The International Atomic Energy Agency (IAEA) will continue providing assistance to the countries who want to develop small and medium-sized reactors (SMRs), IAEA Director General Yukiya Amano told reporters at the IAEA International Ministerial Conference on Nuclear Power in the 21st Century held in St. Petersburg on 27-29 June, BelTA has learnt.
“We follow with great interest the technological development in this field and we provide assistance to the countries who want to pursue SMR programs,” Yukiya Amano noted. According to the IAEA, small and medium-sized reactors have a number of advantages: they are compact, not very expensive, safe and reliable and can be produced at a regular industrial company. “Such reactors will benefit countries who do not operate large power grids,” Yukiya Amano added.
Director General of the Nuclear Energy Agency (NEA) of the Organization for Economic Cooperation and Development (OECD) Luis Echavarri said that this question was raised during one of the sessions of the conference. Several countries have been working on SMR designs. Luis Echavarri thinks that such reactors will enter the market in four-eight years’ time. Large reactors are difficult to incorporate into underdeveloped power systems. “The countries which lack financing for the construction of large rectors will be able to solve this problem using small and medium reactors,” Luis Echavarri noted.

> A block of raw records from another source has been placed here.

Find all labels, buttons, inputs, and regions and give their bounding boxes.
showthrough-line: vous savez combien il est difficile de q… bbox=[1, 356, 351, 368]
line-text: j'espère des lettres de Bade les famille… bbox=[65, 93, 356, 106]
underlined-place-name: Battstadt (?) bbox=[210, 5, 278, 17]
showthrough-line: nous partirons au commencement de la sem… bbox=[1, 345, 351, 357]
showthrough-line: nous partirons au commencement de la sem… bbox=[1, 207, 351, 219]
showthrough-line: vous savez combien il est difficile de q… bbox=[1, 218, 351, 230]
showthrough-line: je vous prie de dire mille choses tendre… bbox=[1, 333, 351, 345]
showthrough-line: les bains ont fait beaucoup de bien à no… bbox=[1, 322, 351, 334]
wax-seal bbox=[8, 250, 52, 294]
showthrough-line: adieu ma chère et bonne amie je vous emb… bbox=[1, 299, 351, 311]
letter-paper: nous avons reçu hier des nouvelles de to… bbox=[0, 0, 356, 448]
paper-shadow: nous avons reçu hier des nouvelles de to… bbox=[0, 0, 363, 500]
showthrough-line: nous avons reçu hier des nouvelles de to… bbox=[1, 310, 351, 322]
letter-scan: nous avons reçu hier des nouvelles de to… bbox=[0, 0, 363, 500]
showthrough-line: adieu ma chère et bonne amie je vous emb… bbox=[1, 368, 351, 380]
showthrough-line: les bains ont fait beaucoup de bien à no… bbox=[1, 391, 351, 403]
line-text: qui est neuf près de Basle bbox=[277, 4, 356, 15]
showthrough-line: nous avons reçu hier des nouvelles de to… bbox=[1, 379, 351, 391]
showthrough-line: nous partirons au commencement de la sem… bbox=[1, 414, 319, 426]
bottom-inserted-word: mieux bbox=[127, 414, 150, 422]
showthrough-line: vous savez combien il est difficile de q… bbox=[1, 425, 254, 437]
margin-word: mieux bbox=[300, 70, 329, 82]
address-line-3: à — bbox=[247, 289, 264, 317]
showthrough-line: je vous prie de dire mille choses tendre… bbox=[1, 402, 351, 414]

The development of small and medium-sized reactors is an example of the diversification of technologies for supplying the demand of the countries and regions with limited possibilities. The final resolution of the IAEA conference in St. Petersburg reads that small and medium-sized designs can be effectively used for wider nuclear energy production in the regions which do not have large power grids and in geographically isolated regions.
However, the conference participants stated that in global terms and in terms of increasing the stability of future nuclear systems the key development areas of nuclear power technologies are fast neutron reactors, closed fuel cycle and nuclear fuel recycling.